The ability of the signature methods to predict future mood on the basis of the 20 preceding observations is significantly better than the used benchmark and again highlights the way in which the three groups can clearly be distinguished on the basis of the predictability of their mood states. The ability to predict future mood states is a key component of proactive self-management in BD and may be the key to preventing major depressive or manic relapse. While the predictability of mood in BPD was less accurate it was still in the order of 70%-78%. The unpredictable nature of mood in BPD is a characteristic feature of the disorder but the signature approach indicates that this lived experience may be more computationally predictable than has previously been thought. Further analyses and larger data sets, as well as exploration of different frequencies of measurement are required to explore whether the predictive accuracy of future mood states is maintained for more distant time points.

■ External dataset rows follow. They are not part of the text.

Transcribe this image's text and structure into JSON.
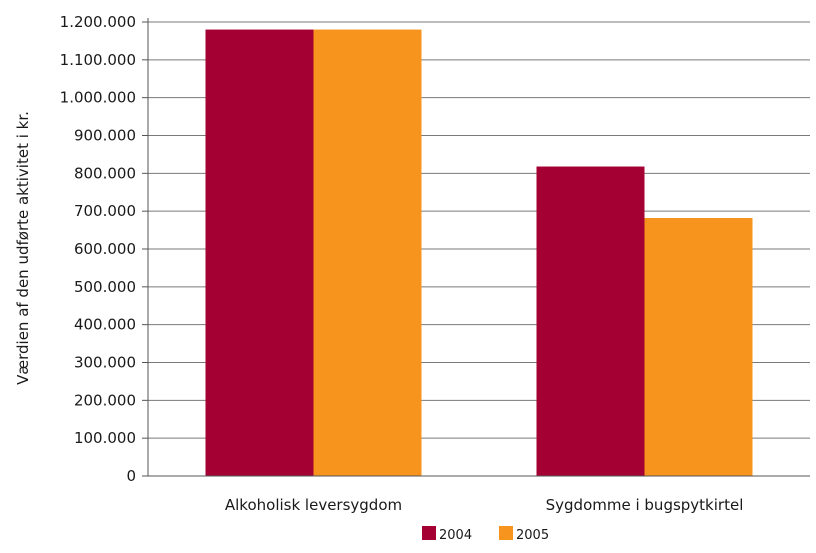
{
  "chart_data": {
    "type": "bar",
    "categories": [
      "Alkoholisk leversygdom",
      "Sygdomme i bugspytkirtel"
    ],
    "series": [
      {
        "name": "2004",
        "values": [
          1180000,
          818000
        ]
      },
      {
        "name": "2005",
        "values": [
          1180000,
          682000
        ]
      }
    ],
    "ylabel": "Værdien af den udførte aktivitet i kr.",
    "xlabel": "",
    "title": "",
    "ylim": [
      0,
      1200000
    ],
    "yticks": [
      0,
      100000,
      200000,
      300000,
      400000,
      500000,
      600000,
      700000,
      800000,
      900000,
      1000000,
      1100000,
      1200000
    ],
    "ytick_labels": [
      "0",
      "100.000",
      "200.000",
      "300.000",
      "400.000",
      "500.000",
      "600.000",
      "700.000",
      "800.000",
      "900.000",
      "1.000.000",
      "1.100.000",
      "1.200.000"
    ],
    "colors": [
      "#a50034",
      "#f7941d"
    ],
    "grid": true,
    "legend_position": "bottom-center"
  }
}
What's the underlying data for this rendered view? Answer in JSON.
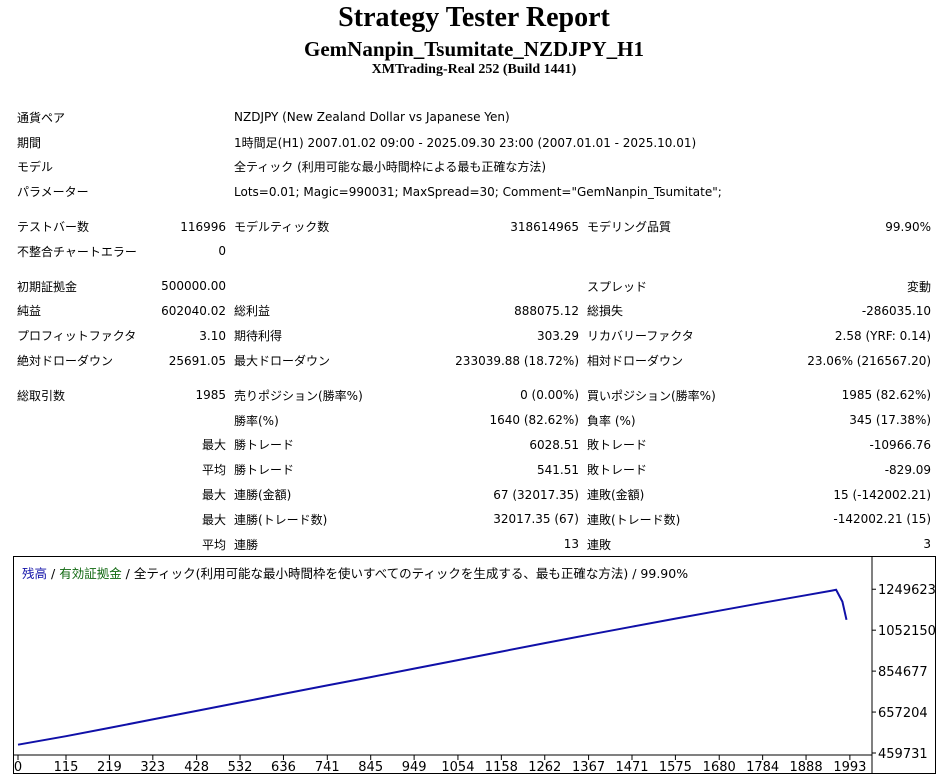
{
  "report": {
    "title": "Strategy Tester Report",
    "ea_name": "GemNanpin_Tsumitate_NZDJPY_H1",
    "server": "XMTrading-Real 252 (Build 1441)"
  },
  "info": {
    "pair_label": "通貨ペア",
    "pair_value": "NZDJPY (New Zealand Dollar vs Japanese Yen)",
    "period_label": "期間",
    "period_value": "1時間足(H1) 2007.01.02 09:00 - 2025.09.30 23:00 (2007.01.01 - 2025.10.01)",
    "model_label": "モデル",
    "model_value": "全ティック (利用可能な最小時間枠による最も正確な方法)",
    "params_label": "パラメーター",
    "params_value": "Lots=0.01; Magic=990031; MaxSpread=30; Comment=\"GemNanpin_Tsumitate\";"
  },
  "stats": {
    "bars_label": "テストバー数",
    "bars_value": "116996",
    "ticks_label": "モデルティック数",
    "ticks_value": "318614965",
    "quality_label": "モデリング品質",
    "quality_value": "99.90%",
    "mismatch_label": "不整合チャートエラー",
    "mismatch_value": "0",
    "deposit_label": "初期証拠金",
    "deposit_value": "500000.00",
    "spread_label": "スプレッド",
    "spread_value": "変動",
    "netprofit_label": "純益",
    "netprofit_value": "602040.02",
    "grossprofit_label": "総利益",
    "grossprofit_value": "888075.12",
    "grossloss_label": "総損失",
    "grossloss_value": "-286035.10",
    "pf_label": "プロフィットファクタ",
    "pf_value": "3.10",
    "expected_label": "期待利得",
    "expected_value": "303.29",
    "recovery_label": "リカバリーファクタ",
    "recovery_value": "2.58 (YRF: 0.14)",
    "absdd_label": "絶対ドローダウン",
    "absdd_value": "25691.05",
    "maxdd_label": "最大ドローダウン",
    "maxdd_value": "233039.88 (18.72%)",
    "reldd_label": "相対ドローダウン",
    "reldd_value": "23.06% (216567.20)",
    "trades_label": "総取引数",
    "trades_value": "1985",
    "short_label": "売りポジション(勝率%)",
    "short_value": "0 (0.00%)",
    "long_label": "買いポジション(勝率%)",
    "long_value": "1985 (82.62%)",
    "winrate_label": "勝率(%)",
    "winrate_value": "1640 (82.62%)",
    "lossrate_label": "負率 (%)",
    "lossrate_value": "345 (17.38%)",
    "max_label": "最大",
    "avg_label": "平均",
    "win_trade_label": "勝トレード",
    "loss_trade_label": "敗トレード",
    "max_win_value": "6028.51",
    "max_loss_value": "-10966.76",
    "avg_win_value": "541.51",
    "avg_loss_value": "-829.09",
    "consec_win_money_label": "連勝(金額)",
    "consec_win_money_value": "67 (32017.35)",
    "consec_loss_money_label": "連敗(金額)",
    "consec_loss_money_value": "15 (-142002.21)",
    "consec_win_trades_label": "連勝(トレード数)",
    "consec_win_trades_value": "32017.35 (67)",
    "consec_loss_trades_label": "連敗(トレード数)",
    "consec_loss_trades_value": "-142002.21 (15)",
    "avg_consec_win_label": "連勝",
    "avg_consec_win_value": "13",
    "avg_consec_loss_label": "連敗",
    "avg_consec_loss_value": "3"
  },
  "legend": {
    "balance": "残高",
    "sep1": " / ",
    "equity": "有効証拠金",
    "sep2": " / ",
    "rest": "全ティック(利用可能な最小時間枠を使いすべてのティックを生成する、最も正確な方法) / 99.90%"
  },
  "colors": {
    "balance": "#1010a8",
    "equity": "#106810"
  },
  "chart_data": {
    "type": "line",
    "x_ticks": [
      "0",
      "115",
      "219",
      "323",
      "428",
      "532",
      "636",
      "741",
      "845",
      "949",
      "1054",
      "1158",
      "1262",
      "1367",
      "1471",
      "1575",
      "1680",
      "1784",
      "1888",
      "1993"
    ],
    "y_ticks": [
      "1249623",
      "1052150",
      "854677",
      "657204",
      "459731"
    ],
    "xlim": [
      0,
      2046
    ],
    "ylim": [
      459731,
      1299000
    ],
    "series": [
      {
        "name": "残高",
        "x": [
          0,
          115,
          219,
          323,
          428,
          532,
          636,
          741,
          845,
          949,
          1054,
          1158,
          1262,
          1367,
          1471,
          1575,
          1680,
          1784,
          1888,
          1950,
          1960,
          1975,
          1985
        ],
        "y": [
          500000,
          541000,
          581000,
          622000,
          663000,
          704000,
          745000,
          786000,
          826000,
          867000,
          908000,
          949000,
          990000,
          1030000,
          1069000,
          1108000,
          1146000,
          1184000,
          1221000,
          1243000,
          1247000,
          1190000,
          1102000
        ]
      }
    ]
  }
}
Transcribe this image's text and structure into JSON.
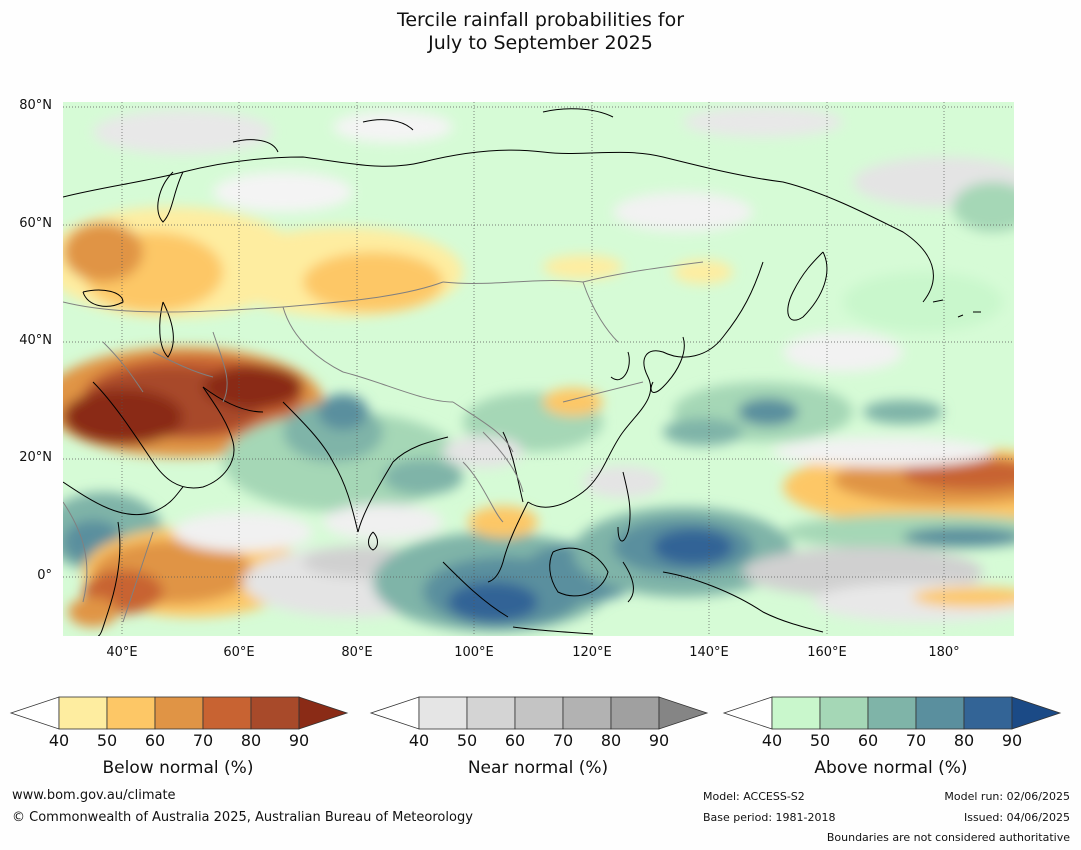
{
  "title": {
    "line1": "Tercile rainfall probabilities for",
    "line2": "July to September 2025"
  },
  "map": {
    "lat_labels": [
      "80°N",
      "60°N",
      "40°N",
      "20°N",
      "0°"
    ],
    "lon_labels": [
      "40°E",
      "60°E",
      "80°E",
      "100°E",
      "120°E",
      "140°E",
      "160°E",
      "180°"
    ],
    "extent": {
      "lon_min": 30,
      "lon_max": 192,
      "lat_min": -10,
      "lat_max": 81
    }
  },
  "legends": [
    {
      "label": "Below normal (%)",
      "ticks": [
        "40",
        "50",
        "60",
        "70",
        "80",
        "90"
      ],
      "colors": [
        "#ffffff",
        "#feeda0",
        "#fdc766",
        "#e09445",
        "#c86332",
        "#a84a2a",
        "#8a2b16"
      ]
    },
    {
      "label": "Near normal (%)",
      "ticks": [
        "40",
        "50",
        "60",
        "70",
        "80",
        "90"
      ],
      "colors": [
        "#ffffff",
        "#e5e5e5",
        "#d4d4d4",
        "#c4c4c4",
        "#b2b2b2",
        "#a0a0a0",
        "#858585"
      ]
    },
    {
      "label": "Above normal (%)",
      "ticks": [
        "40",
        "50",
        "60",
        "70",
        "80",
        "90"
      ],
      "colors": [
        "#ffffff",
        "#c9f7cc",
        "#a5d7b6",
        "#7fb4a8",
        "#5a8f9e",
        "#336496",
        "#1b4a86"
      ]
    }
  ],
  "footer": {
    "website": "www.bom.gov.au/climate",
    "copyright": "© Commonwealth of Australia 2025, Australian Bureau of Meteorology",
    "model": "Model: ACCESS-S2",
    "base_period": "Base period: 1981-2018",
    "model_run": "Model run: 02/06/2025",
    "issued": "Issued: 04/06/2025",
    "disclaimer": "Boundaries are not considered authoritative"
  }
}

Our results suggest that the second-order signature is the most effective one given the available data. The signature of second-order is able to capture second-order effects across pairs of moods in a meaningful and concise way. If the same effect wanted to be obtained using the raw parameterised seven-dimensional path, we would have an initial feature set of more than 10,000 dimensions—and to train usefully would have required a much larger data set than our 733 instances. It may also be informative to enhance the mood data with automatically generated data derived from mobile phones, for example, voice28 or geolocation29.

While it requires replication in other cohorts, and specifically in cohorts recruited independent of diagnosis, the signature method offers an exciting approach to the analysis of mood data. Despite the promise of time-stamped longitudinal symptom data the analytic challenge has been considerable and to date there is little consensus as to which approach to use. The signature method adds to the toolkit of analytic approaches and is particularly well suited to complex times series mood ratings because of its ability to capture order and deal with missing data.

Limitations

The study population was derived from patient samples but did not include those who were acutely unwell or who had significant comorbidities and as such may have represented a more stable sub-population of patients. We had relatively little contact with patients during the study and only a baseline clinical assessment was carried out such that the validity of the self-reported mood scores cannot be certain. However, we have no evidence to suggest that the reports are inaccurate and they are likely to be a good representation of the patients lived experience. This is supported by the fact that, as shown in this paper, the self-reported scores were significant enough to meaningfully distinguish the three groups. We also kept no ongoing record of medication changes through the duration of the study.

Our data set consisted of 733 examples. The data set was quite small for machine learning purposes and so we avoided testing different models in order to avoid overfitting. A bigger data set would undoubtedly allow more flexibility.

Disclaimer

The views expressed in this publication are those of the authors and not necessarily those of the NIHR, the Medical Research Council, the National Health Service or the Department of Health.